Saskatchewan’s climate-change plan is being met with plaudits from oil and agricultural groups, but it will not meet federal requirements and thus will force the Trudeau government to impose a plan on the province that could leave key decisions up to Ottawa rather than the provincial government.

That is not a responsible plan.

The federal government says provinces must impose some form of carbon pricing by 2018 — either a carbon tax or a cap-and-trade system — but they must be equivalent to a tax of $10 per tonne on emissions, rising to $50 a tonne by 2022.

Whether or not we agree that a carbon tax or a cap-and-trade system is useful, or even whether humans are contributing to climate change, Saskatchewan and the other provinces face that reality.

Manitoba admitted as much when it unveiled a climate-change plan that includes a $25 carbon tax that will not increase — an interesting approach that will test the federal government’s resolve — after getting a legal opinion that Ottawa has the right to impose such a tax.

Saskatchewan’s Brad Wall government says climate change plans should focus on innovation and adaptation, not on carbon pricing. There is no evidence any of the leading candidates vying to replace him in January will deviate from that. He has said the province will take the federal government to court over any attempts to enforce a carbon tax.

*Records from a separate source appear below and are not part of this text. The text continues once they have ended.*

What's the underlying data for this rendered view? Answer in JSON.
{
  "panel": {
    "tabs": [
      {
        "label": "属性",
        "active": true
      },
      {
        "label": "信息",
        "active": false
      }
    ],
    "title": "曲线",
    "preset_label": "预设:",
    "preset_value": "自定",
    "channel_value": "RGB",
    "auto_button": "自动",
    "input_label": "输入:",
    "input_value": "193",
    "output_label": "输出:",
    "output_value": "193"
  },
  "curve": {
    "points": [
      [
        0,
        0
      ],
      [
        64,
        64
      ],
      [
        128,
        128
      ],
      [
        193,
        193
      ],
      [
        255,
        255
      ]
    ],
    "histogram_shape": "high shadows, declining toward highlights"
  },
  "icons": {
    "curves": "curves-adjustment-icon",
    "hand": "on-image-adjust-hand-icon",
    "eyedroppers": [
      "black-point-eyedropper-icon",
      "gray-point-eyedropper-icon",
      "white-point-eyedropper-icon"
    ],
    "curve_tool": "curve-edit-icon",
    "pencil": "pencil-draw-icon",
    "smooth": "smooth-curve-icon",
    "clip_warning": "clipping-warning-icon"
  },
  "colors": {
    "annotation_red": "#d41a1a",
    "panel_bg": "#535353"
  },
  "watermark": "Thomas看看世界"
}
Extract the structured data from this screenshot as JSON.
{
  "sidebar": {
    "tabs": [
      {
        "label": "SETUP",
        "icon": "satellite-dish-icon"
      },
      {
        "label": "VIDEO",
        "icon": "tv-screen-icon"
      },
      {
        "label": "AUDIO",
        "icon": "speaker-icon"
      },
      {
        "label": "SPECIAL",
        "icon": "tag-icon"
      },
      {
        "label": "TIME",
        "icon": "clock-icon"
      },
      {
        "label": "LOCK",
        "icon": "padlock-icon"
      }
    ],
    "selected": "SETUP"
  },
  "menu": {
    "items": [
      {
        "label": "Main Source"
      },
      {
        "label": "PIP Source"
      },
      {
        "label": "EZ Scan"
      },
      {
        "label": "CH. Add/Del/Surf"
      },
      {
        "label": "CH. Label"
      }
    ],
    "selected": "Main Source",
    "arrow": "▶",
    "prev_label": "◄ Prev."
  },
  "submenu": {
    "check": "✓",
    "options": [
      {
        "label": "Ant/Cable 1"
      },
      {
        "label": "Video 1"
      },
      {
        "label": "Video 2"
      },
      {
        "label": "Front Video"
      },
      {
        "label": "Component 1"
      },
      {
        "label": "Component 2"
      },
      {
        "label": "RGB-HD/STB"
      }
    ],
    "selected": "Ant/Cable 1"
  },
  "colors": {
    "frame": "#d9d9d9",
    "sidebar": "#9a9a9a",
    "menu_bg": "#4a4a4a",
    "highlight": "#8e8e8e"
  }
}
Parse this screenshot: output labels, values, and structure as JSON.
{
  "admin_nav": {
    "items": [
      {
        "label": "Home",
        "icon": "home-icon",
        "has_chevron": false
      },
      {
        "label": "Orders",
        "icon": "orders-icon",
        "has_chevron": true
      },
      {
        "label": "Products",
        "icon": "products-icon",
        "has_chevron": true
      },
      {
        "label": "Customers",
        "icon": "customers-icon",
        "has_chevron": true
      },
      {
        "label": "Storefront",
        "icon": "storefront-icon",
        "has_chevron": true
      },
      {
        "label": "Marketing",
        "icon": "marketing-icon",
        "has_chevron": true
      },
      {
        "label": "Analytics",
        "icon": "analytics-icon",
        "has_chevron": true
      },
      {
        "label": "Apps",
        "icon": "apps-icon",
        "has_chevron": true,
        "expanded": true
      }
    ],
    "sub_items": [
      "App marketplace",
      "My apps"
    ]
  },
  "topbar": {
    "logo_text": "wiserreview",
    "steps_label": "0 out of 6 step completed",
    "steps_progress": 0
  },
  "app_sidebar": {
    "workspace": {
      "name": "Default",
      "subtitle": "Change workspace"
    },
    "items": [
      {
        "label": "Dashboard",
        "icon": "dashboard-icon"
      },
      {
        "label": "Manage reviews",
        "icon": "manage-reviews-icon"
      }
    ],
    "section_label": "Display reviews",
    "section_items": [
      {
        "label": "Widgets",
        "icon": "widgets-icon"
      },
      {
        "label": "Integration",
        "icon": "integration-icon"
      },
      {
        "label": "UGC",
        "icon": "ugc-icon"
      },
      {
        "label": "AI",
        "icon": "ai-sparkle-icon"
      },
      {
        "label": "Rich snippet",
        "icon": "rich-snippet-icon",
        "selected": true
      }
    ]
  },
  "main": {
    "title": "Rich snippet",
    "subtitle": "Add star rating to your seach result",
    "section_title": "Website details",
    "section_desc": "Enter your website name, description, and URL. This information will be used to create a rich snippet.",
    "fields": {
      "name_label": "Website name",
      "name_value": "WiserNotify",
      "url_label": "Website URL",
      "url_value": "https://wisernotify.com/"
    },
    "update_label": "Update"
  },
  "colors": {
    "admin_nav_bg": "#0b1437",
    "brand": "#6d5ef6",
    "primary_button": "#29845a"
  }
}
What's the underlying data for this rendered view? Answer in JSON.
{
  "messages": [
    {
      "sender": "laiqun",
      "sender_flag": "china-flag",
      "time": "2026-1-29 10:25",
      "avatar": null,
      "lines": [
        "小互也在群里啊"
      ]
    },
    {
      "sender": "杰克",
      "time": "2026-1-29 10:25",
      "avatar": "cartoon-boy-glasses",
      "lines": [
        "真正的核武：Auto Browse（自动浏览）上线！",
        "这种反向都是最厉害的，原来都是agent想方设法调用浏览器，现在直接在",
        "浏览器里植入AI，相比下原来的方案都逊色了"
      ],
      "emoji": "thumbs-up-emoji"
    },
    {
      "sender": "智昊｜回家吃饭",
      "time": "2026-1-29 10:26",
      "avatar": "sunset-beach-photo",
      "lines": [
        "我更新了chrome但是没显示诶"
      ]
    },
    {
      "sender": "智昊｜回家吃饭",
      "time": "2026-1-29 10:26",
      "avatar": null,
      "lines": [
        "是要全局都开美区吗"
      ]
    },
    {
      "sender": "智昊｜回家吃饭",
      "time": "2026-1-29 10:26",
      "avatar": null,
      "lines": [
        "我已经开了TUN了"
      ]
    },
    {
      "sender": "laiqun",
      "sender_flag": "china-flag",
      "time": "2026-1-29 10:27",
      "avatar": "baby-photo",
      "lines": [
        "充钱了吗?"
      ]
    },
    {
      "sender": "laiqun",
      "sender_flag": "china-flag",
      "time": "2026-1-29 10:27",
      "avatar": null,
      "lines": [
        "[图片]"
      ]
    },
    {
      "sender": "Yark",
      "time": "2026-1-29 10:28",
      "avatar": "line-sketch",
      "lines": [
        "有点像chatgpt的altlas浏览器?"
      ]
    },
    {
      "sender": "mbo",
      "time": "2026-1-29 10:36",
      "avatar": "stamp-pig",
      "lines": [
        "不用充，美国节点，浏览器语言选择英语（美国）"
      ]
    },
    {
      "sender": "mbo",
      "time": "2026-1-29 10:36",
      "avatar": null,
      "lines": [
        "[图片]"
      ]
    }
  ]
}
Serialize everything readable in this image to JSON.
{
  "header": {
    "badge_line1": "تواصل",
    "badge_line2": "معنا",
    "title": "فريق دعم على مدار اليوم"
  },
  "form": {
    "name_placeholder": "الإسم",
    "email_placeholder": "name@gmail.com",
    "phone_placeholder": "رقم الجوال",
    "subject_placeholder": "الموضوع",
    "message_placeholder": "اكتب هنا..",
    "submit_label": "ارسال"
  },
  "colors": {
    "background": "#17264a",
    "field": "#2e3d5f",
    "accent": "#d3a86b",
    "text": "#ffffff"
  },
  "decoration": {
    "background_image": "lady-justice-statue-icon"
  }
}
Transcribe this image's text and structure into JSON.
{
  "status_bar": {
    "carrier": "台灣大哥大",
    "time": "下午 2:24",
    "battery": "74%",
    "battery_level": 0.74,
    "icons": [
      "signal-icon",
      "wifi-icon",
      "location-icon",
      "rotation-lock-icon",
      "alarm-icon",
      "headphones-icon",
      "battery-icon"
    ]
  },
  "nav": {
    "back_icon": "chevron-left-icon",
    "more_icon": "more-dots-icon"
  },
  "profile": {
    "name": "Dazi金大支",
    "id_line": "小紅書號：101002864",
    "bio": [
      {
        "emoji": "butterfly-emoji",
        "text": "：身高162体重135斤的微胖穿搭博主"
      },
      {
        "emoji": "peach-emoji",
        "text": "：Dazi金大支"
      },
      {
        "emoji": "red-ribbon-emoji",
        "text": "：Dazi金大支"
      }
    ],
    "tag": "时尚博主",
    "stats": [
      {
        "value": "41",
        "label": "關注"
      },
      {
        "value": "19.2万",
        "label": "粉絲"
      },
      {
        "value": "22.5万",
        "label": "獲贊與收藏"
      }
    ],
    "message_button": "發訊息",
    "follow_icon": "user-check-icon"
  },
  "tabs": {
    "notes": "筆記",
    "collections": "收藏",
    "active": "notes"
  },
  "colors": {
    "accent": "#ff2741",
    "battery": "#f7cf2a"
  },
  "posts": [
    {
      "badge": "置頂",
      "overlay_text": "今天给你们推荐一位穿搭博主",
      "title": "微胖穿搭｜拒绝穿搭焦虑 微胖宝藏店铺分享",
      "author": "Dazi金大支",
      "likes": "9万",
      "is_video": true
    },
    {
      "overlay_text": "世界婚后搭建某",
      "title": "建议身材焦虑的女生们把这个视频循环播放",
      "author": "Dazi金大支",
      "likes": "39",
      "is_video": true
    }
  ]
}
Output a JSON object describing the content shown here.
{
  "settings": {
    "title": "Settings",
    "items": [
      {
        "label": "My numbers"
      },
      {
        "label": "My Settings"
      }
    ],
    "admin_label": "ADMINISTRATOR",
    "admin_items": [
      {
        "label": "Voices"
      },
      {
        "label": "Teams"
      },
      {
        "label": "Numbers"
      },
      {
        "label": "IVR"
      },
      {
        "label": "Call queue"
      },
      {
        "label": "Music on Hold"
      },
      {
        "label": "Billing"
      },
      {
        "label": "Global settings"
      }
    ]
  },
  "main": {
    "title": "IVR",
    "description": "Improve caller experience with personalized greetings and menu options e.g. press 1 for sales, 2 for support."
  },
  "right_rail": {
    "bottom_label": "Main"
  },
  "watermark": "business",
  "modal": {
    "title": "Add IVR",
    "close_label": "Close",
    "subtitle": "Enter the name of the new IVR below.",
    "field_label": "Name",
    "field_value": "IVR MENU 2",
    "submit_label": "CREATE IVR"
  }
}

Saskatchewan’s plan gets it right in some areas, specifically agriculture. It recognizes carbon sequestration practices such as zero-tillage, and it won’t tax fuel used on farms. Most provincial climate change plans take all this into consideration.

Yet, there are no overall targets in Sask-atchewan’s plan for emissions reduction, and no estimates on how the plan will perform.

It is a political document that will appeal to Saskatchewan voters. Indeed, a poll suggested that 70 percent of the population supports Saskatchewan’s position not to impose a carbon tax.

It’s important to note that the federal government has said money collected through carbon levies will stay in the province where it’s generated, but it has not said that money will be returned to provincial governments. That means rebates from carbon pricing — a key part of any climate change plan — could well be determined by the federal government rather than Regina.

Alberta, which imposed a $20 carbon tax in January that will rise to $30 a tonne in 2018, plans to rebate more than $1.5 billion to households over the next five years.

Ontario and Quebec have adopted a cap-and-trade system, British Columbia has had a carbon tax since 2008, and the Atlantic provinces are still working on their plans, though they have said they will put a price on carbon emissions.

Saskatchewan stands alone in refusing to put a price on carbon.

Federal Environment Minister Catherine McKenna acknowledged Saskatchewan’s plan, but she said it does not meet federal standards because it mainly hits heavy industry instead of the wider economy, which is where a carbon tax comes in.

Thirty-two percent of Saskatchewan’s greenhouse gas emissions come from the oil sector, 24 percent from agriculture and 19 percent from electrical generation.

So, Saskatchewan is likely headed to court if the federal government follows through on its threat to impose a carbon pricing plan.

That may be popular with Saskatchewan voters, but if key decisions are left to Ottawa as a result of a plan that’s imposed on the province, it’s also imprudent.